Authors:E. Chaideftou, A. Kallimanis, E. Bergmeier, and P. Dimopoulos
Over millions of years there is a long-term increase in species richness, accompanied by substantial turnover in species composition. However, little is known about species temporal turnover over shorter, ecologically relevant time periods, such as years. In the present study, we examine the inter-annual temporal turnover in species composition in 100 m2 plots of the herbaceous layer in a submediterranean oak woodland over six years. We found that approximately half of the accumulated number of species over the six years is accommodated as temporal turnover.

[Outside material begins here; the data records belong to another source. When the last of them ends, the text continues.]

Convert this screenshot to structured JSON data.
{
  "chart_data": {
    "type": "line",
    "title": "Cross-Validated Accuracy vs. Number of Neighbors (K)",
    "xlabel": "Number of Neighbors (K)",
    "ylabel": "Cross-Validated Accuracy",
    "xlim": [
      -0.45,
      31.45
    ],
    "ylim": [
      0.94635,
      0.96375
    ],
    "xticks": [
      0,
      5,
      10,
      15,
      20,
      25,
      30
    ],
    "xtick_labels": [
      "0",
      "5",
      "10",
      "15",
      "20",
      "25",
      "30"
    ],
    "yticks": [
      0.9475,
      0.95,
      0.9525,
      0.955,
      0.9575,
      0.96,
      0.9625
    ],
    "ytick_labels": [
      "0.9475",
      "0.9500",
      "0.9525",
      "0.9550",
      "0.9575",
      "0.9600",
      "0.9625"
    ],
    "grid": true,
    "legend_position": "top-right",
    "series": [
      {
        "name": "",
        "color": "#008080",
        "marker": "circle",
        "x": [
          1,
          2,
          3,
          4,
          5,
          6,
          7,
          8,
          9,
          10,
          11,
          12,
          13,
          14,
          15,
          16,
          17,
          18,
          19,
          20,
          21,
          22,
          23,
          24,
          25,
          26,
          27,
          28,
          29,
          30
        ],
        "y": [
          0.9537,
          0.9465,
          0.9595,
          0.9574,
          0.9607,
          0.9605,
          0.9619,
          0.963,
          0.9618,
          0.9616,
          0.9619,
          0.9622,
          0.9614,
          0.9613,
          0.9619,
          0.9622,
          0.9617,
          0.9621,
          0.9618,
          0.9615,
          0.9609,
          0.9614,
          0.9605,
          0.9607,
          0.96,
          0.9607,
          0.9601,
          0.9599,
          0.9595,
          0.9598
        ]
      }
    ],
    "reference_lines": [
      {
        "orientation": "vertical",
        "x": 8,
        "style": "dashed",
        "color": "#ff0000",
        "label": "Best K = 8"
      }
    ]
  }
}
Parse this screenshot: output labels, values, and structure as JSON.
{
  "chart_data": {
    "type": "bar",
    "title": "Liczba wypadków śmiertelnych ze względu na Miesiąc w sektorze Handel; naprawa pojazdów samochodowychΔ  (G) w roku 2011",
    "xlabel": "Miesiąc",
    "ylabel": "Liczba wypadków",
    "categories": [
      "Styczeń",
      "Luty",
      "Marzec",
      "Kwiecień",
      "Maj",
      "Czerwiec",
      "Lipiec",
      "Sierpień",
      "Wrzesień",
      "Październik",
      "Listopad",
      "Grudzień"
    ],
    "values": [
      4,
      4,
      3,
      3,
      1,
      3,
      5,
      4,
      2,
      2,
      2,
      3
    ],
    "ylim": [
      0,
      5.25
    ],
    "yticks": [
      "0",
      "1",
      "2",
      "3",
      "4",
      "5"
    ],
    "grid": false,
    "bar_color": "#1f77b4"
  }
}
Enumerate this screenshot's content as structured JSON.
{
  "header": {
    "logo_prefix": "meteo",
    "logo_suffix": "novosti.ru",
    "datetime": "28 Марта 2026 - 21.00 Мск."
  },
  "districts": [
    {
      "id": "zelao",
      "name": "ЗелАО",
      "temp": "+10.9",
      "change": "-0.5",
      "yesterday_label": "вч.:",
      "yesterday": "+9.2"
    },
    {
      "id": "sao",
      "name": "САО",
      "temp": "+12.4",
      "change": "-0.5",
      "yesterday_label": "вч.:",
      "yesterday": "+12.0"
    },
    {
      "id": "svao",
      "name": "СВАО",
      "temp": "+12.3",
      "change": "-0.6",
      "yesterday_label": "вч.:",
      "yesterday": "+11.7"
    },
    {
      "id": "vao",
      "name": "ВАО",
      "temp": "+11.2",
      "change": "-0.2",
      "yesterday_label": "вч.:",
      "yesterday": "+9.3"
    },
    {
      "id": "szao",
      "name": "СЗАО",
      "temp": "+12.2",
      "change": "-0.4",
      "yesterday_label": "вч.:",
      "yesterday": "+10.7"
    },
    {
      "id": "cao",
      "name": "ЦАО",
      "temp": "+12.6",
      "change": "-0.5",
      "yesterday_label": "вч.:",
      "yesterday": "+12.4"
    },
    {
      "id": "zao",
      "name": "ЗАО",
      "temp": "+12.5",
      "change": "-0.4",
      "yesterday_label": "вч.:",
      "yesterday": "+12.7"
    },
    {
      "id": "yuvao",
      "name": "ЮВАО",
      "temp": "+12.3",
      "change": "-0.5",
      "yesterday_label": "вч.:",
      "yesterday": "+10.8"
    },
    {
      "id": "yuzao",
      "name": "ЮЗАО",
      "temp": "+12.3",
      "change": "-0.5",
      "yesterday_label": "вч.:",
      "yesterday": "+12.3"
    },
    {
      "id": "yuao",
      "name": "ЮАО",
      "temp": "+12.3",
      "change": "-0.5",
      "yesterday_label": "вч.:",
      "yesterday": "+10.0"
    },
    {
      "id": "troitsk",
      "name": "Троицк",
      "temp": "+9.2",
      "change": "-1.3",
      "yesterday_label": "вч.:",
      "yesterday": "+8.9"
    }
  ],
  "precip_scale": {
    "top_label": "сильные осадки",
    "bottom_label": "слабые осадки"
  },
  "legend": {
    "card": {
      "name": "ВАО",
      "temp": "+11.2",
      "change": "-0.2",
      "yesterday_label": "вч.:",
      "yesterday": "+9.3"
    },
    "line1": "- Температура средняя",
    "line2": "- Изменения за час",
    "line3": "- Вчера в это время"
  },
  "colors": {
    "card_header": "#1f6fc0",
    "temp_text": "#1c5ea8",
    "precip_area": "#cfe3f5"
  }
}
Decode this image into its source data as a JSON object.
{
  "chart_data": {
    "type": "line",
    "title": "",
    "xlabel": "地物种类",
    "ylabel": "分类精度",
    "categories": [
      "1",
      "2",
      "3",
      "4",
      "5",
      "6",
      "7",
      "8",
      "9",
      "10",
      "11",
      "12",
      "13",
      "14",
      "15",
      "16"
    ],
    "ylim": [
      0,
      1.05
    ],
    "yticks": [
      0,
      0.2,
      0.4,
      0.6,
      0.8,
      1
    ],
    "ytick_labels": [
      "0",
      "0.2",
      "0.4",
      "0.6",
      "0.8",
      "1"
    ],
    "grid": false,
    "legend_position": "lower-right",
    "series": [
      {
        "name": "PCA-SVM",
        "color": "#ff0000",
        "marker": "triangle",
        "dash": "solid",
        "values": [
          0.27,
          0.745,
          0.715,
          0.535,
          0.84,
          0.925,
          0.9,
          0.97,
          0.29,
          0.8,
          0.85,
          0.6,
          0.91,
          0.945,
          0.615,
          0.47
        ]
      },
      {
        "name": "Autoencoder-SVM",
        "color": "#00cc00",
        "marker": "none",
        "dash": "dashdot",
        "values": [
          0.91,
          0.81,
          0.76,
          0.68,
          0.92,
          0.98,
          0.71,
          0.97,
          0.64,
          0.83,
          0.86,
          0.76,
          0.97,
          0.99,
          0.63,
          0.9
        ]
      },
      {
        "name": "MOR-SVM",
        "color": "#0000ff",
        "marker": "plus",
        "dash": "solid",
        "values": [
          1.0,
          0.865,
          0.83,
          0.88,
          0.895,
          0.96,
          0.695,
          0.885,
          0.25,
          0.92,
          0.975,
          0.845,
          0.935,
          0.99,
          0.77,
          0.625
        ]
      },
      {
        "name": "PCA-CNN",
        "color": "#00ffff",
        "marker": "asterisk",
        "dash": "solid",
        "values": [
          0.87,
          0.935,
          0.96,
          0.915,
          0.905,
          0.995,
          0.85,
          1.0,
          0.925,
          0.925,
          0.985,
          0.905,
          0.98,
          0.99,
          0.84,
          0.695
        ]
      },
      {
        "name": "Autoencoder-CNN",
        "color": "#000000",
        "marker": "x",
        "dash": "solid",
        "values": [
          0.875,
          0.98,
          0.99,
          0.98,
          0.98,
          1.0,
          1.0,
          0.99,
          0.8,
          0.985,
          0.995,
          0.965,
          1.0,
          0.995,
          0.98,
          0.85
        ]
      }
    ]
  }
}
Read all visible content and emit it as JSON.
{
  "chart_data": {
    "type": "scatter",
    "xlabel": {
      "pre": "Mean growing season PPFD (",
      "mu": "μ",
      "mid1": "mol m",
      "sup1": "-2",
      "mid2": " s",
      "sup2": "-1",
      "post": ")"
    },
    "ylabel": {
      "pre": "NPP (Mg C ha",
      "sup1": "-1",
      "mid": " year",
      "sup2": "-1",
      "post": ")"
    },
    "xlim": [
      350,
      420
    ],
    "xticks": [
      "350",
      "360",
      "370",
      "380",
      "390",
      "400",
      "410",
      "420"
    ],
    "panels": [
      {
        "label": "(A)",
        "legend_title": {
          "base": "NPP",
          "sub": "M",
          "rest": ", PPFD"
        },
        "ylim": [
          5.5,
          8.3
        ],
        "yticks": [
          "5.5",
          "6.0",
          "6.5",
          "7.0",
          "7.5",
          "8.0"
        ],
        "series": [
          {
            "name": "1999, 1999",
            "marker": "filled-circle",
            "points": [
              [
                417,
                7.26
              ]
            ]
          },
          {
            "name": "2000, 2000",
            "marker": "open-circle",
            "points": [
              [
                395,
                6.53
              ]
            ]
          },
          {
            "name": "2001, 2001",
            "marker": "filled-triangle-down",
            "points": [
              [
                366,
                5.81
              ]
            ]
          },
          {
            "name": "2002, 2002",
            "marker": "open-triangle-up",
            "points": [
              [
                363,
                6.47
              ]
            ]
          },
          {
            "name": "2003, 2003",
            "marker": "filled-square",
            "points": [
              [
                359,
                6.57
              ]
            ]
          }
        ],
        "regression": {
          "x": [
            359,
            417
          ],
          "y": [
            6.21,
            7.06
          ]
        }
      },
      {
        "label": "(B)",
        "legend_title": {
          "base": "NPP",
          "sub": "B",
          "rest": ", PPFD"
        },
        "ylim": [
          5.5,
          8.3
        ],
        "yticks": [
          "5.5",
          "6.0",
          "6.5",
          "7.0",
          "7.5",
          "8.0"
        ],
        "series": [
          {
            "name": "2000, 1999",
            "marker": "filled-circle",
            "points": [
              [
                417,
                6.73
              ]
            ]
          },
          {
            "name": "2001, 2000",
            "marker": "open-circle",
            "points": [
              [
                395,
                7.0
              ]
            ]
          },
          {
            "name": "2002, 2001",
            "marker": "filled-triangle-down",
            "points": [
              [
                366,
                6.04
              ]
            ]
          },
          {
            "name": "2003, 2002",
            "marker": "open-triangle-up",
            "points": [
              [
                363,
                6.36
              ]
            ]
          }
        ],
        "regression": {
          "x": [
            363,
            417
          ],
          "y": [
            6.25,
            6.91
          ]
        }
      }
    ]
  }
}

We also found that species temporal turnover in undisturbed control plots was not significantly different from that in plots where vegetation was recovering naturally without assistance, i.e., plots undergoing ecological succession. Only in the most disturbed (continuously overgrazed) plots temporal turnover was low to non-existent. We therefore suggest that diversity estimates based on a single year of observations may seriously underestimate species richness or the detrimental effects of disturbance, at least at the 100 m2 scale. Furthermore, we found that, with the exception of the heavily grazed plots, short-lived species (annuals and biennials) did not display significantly greater temporal turnover than long-lived (perennial) species. Our analysis also supports that the space for time substitution applies in the patterns of species turnover. Spatial species turnover was comparable to temporal turnover. Species that are observed in many plots are also present in many years, and vice versa. Also, the similarity in species composition decreased as the time period between observations increased, as is the case with distance decay. Overall we conclude that the patterns of species turnover in time resemble those in space, and thus temporal turnover makes an important contribution to total biodiversity that should not be ignored.